Dawn Reynolds, from solicitors Wright Hassall who are representing most of the businesses at the airfield, said: “We have received the notices and we are considering the legal position for each tenant.

“The legal process of fighting these notices could take several months and court proceedings could run longer than the 24th December if we decide to go down that route. “We are going to do all we can.”

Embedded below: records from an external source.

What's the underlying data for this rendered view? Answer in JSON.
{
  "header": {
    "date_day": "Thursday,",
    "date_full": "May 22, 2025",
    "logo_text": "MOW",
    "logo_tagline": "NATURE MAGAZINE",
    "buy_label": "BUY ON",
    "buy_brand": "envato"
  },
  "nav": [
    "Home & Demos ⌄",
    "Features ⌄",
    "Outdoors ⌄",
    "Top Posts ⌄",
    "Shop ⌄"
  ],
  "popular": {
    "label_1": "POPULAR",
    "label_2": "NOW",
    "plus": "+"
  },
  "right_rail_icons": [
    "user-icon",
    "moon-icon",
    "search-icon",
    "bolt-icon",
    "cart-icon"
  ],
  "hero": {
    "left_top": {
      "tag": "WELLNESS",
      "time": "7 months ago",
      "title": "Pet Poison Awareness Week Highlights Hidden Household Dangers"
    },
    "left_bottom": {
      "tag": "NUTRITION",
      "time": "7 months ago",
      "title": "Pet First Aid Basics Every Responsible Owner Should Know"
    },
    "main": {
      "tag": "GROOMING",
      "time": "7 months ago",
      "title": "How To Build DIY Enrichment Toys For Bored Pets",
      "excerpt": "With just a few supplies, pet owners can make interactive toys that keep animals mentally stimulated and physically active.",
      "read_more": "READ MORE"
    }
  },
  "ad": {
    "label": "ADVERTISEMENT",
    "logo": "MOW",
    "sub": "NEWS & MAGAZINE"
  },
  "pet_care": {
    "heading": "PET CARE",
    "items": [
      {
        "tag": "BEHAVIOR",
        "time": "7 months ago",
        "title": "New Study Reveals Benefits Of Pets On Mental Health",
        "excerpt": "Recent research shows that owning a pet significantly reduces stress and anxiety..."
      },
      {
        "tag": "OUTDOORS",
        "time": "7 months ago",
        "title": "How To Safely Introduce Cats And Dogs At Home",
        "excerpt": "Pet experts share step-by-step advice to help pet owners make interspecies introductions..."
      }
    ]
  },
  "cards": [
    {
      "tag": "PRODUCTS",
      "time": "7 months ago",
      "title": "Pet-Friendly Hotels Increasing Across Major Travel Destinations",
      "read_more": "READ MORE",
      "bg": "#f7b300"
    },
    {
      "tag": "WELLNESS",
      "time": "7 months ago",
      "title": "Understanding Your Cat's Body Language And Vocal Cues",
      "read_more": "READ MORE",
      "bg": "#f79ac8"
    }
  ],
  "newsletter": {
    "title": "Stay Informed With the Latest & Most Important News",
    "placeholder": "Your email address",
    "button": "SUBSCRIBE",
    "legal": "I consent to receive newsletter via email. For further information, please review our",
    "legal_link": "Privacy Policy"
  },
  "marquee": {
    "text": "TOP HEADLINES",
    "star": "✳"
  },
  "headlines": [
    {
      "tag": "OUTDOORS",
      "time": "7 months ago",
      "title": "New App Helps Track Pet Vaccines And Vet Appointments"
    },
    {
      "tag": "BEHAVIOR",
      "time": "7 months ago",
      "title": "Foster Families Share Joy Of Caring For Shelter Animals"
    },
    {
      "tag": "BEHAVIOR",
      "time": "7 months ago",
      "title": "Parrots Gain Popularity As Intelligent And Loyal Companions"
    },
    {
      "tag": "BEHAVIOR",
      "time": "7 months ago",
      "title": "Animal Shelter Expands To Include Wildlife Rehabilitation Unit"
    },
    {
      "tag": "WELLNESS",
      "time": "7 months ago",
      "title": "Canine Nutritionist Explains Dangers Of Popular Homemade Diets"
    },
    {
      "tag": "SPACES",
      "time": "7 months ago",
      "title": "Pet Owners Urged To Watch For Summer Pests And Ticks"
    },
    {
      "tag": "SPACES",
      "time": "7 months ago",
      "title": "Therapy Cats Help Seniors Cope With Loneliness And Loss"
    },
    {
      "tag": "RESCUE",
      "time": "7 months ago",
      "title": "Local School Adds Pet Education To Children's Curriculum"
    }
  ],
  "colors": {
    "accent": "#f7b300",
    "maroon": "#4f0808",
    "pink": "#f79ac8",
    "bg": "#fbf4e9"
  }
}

  • To find out more about Wellesbourne Matters, become a member or donate to the group, visit www.wellesbournematters.com
  • bran

    If its private land and OWNER wants to sell it off what’s it got to do with anybody!!

  • James

    Bran you are one of the most abrasive and compulsive posters on this website. Your negativity on most local subjects is quite frankly draining! I’m grateful I am not your neighbour because I have no doubt it would be like living next to Victor Meldrew! People’s livelihoods, hobbies and future careers (pilot training) are all going to be severely disrupted by this news. I am grateful of the opportunities that Wellesbourne airfield has provided to me for my own pilot training requirements over the years and it will be a sad day to see it close. I admire those trying to fight their corner but as you say it is private land and the extended Littler family are probably hoping to retire comfortably (something we all aspire to!).
    The Wellesbourne matters group might be better served to approach local investors to seek investment and make an offer to the Littler family to take over the airfield as a going concern! The Wellesbourne matters team seem to have good people on board and I have no doubt that they will be exploring all options for the benefit of all concerned.
    I wish the team the best of luck and respectfully ask Bran to soften his approach on local matters rather that being so negative all of the time.

    • bran

      Its a comments section on the herald:) chill out a bit

  • Roger Pickles

    I think the selling of the airfield is a good idea. The existing schools can easily relocate and the local environment would be considerably improved. Light aircraft should be silenced or scrapped. Building good quality new homes will bring good quality people to the area. How many Wellesbourne people work in the airfield on > £50kpa. Answer = none. The airfield closing is a good thing.